= Bilo, Ethiopia =

One of the town in the Oromia Regional state of Ethiopia

Bilo, formerly spelled Billo and Billò, is a town in central Ethiopia. It is located in the East Welega Zone of the Oromia at an elevation of 2505 m above sea level. Bilo is the administrative center of Wama Bonaya woreda and was sometimes also known as Bila and Falle.

==Overview==
Local landmarks in Bilo include the Medhane Alem church.

The Russian explorer Alexander Bulatovich visited Bilo 8 November 1896. At the time, it was a crossroads for caravans travelling between south-western Ethiopia and Gojjam on their way to the traditional Ethiopian port of Massawa. Although it was in the territory of Dejazmach Demissew Nassibu, it was not part of it; instead it was under the rule of a nagadras or governor of its marketplace. Bulatovich noted that the settlement had fewer than 300 permanent residents and, in light of the colonial developments along the Red Sea coast, most of south Ethiopia's trade had shifted to the routes through Harar to the French port at Djibouti and the British-held port at Zayla. The opening of the Franco-Ethiopian Railway at Dire Dawa in 1901 drove still more of the trade along these routes at the expense of Bilo and nearby Leika.

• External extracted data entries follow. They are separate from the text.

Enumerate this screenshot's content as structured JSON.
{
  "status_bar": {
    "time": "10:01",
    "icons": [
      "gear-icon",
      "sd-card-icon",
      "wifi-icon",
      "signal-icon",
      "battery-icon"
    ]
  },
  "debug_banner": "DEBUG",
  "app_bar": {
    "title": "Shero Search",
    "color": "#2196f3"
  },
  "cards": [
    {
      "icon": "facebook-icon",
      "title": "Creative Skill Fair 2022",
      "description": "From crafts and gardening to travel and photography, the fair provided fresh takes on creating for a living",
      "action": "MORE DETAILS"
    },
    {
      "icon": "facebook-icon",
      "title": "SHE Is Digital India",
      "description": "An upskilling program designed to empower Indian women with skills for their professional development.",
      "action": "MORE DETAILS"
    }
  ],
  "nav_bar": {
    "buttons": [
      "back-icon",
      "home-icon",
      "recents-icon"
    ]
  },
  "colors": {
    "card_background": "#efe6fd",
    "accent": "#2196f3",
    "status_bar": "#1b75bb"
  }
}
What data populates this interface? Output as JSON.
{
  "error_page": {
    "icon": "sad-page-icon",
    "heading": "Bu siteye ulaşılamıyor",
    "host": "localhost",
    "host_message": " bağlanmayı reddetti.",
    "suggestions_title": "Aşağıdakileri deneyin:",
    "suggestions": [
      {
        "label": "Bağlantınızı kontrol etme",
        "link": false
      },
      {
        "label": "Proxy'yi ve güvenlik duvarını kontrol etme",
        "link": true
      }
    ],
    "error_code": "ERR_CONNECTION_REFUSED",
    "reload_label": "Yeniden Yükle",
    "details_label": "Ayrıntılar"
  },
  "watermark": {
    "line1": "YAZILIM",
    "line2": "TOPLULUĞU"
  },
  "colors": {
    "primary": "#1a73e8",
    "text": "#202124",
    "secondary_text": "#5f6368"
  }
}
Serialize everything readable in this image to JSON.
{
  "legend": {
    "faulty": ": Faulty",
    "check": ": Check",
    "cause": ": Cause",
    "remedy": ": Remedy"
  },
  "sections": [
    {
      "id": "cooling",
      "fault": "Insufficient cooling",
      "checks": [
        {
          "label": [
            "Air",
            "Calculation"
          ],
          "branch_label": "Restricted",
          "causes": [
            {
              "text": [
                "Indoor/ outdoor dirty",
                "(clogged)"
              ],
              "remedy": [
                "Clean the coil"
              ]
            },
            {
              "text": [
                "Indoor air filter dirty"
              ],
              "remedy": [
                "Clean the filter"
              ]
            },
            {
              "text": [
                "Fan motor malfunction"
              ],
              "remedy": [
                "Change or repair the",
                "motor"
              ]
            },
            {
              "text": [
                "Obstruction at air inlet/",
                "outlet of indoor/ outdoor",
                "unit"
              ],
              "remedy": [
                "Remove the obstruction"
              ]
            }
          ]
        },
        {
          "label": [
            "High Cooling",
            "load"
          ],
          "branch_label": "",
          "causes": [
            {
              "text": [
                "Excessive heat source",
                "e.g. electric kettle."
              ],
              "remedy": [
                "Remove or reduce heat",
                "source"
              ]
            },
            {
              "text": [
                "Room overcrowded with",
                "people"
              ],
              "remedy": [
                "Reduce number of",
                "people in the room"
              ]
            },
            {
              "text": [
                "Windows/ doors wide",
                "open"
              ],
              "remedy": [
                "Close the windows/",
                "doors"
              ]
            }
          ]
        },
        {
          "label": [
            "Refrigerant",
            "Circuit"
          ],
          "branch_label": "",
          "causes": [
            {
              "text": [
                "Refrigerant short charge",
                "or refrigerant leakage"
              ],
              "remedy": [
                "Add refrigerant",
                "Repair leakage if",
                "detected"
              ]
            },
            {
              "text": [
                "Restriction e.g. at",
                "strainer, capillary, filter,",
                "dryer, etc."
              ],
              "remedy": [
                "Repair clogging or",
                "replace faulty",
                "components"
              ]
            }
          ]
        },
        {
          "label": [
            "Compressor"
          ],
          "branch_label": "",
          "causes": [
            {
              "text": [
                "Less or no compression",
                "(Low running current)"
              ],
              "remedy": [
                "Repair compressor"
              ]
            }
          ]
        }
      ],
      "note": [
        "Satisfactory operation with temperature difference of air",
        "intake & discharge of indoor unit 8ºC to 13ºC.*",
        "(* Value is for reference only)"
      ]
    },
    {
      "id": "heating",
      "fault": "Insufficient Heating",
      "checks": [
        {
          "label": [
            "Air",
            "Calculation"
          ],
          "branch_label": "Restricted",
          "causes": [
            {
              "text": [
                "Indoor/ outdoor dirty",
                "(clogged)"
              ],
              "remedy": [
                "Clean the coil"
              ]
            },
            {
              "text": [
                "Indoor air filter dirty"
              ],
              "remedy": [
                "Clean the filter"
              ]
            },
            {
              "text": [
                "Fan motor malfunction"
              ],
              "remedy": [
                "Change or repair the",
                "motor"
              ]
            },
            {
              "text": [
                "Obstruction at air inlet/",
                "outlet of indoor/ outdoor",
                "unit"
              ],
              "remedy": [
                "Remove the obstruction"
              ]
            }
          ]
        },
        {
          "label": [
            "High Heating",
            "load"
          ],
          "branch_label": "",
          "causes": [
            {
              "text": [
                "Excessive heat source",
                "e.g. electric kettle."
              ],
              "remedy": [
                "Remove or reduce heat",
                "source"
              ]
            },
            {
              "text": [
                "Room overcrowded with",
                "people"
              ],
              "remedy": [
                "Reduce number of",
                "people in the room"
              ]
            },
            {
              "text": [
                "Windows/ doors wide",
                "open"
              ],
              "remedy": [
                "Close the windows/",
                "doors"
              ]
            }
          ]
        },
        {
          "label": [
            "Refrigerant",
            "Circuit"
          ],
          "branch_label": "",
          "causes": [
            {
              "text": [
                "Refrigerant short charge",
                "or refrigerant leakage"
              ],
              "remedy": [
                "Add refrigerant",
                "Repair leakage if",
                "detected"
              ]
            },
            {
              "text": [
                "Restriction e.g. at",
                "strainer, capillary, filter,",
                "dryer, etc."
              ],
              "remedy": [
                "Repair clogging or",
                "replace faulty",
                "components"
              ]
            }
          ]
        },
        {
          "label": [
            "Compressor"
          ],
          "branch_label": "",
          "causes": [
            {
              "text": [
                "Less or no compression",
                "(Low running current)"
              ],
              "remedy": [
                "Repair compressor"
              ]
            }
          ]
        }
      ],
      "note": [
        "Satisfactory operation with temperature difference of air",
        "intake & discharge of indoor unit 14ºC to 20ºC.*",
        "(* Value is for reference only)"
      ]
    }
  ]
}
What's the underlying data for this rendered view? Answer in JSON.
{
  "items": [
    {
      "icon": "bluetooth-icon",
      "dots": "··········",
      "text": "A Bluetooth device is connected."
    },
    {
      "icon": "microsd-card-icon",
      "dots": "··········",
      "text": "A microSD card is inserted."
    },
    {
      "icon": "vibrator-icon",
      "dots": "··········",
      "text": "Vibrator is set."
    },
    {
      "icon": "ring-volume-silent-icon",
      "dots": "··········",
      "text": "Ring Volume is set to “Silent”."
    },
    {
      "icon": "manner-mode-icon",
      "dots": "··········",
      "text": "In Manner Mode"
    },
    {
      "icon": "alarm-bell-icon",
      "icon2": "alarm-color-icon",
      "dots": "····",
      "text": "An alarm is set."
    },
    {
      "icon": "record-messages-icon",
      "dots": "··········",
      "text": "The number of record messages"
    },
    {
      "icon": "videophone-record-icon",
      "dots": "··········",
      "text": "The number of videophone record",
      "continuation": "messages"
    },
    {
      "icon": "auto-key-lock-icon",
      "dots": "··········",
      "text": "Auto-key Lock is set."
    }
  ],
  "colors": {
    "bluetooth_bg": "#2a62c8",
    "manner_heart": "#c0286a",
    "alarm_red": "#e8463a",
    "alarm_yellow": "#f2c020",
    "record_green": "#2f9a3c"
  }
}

Dunlop mentions Bilo in his memoirs of travelling through western Ethiopia with Captain R.H.R. Taylor in 1935, as where they watched women spin thread and a man weave cloth to be sold at Addis Ababa. Dunlop describes Bilo as a "village of some size" east of the Dodu pass between Mount Konchi and Mount Sodu

== Demographics ==
Based on figures from the Central Statistical Agency in 2005, Bilo has an estimated total population of 2,401 of whom 1,108 are men and 1,293 are women. The 1994 census reported this town had a total population of 1,346 of whom 601 were men and 745 women.